Tuesday, April 28, 2009

After Meeting with John & Kate

It was actually quite a relieve speaking to the both of them.
That there were still people that cared about me, Woman's cycling at least.
I was told to rethink to what I want because
I am at the border of to getting fitter to win or it will be over and too late forever.
At 23 its an age where you have to decide because cycling is a sport where you start fairly late childhood and early teens and excel in your twenties however doesnt even for some.
I'm giving a week to think and really think and decide.
At this moment, I just want to get out there and start riding my bike.
I feel that faster finish studying laah!!!!
but its just a matter of being patient and have the inner self motivation to motivate you.
Tell myself what I want anf go for it...
Many at times I tell my family,I am sick of cycling.so sick so fed up....but its just words from my mouth...inside my heart I love cycling. I started riding my bike with the love for it. I enjoy it...

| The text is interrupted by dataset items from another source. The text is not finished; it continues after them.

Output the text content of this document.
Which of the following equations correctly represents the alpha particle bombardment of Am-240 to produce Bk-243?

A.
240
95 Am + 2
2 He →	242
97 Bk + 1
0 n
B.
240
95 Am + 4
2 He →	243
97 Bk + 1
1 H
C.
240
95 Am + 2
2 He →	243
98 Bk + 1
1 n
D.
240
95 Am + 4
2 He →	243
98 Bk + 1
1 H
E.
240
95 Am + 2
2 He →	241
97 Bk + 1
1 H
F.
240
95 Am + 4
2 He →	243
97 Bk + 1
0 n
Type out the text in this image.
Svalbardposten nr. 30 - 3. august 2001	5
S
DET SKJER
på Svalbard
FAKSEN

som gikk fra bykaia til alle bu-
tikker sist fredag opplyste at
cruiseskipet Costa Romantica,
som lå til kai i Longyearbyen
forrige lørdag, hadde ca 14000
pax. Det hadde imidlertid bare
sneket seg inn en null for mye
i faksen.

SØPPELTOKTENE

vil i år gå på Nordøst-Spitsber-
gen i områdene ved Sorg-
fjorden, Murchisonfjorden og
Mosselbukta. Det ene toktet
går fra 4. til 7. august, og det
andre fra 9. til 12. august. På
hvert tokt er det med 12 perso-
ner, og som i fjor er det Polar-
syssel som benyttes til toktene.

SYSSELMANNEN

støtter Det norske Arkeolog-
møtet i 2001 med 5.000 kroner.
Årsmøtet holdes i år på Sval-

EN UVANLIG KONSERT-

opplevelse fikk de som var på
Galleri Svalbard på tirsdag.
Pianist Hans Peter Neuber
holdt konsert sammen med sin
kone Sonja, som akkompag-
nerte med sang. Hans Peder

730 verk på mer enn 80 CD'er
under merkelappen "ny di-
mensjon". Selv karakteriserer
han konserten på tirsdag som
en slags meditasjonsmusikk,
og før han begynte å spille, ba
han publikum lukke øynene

Everytime I dont ride my bike I feel guilty inside,something is missing.
It's just the situation that makes me feel upset, down feeling, people trying to get rid of me.
I am a successful person in every area that I have involved myself in, in this life of mine.
I would never consider being unsuccessful because I am studying and training.
Are there any other cyclist studying fulltime and riding their bike?
NONE....even if they are, It's in the sports school and mostly when they get into UPM they stop, they quit because of having less time and being threatened to get thrown...or just an immediate action.
What Fairoz said in my earlier comment is so true. Life isnt easy,its tough.
But imagine if I can passover a tough situation,who gets stronger?
It's me...I will be able to face even bigger situation in life.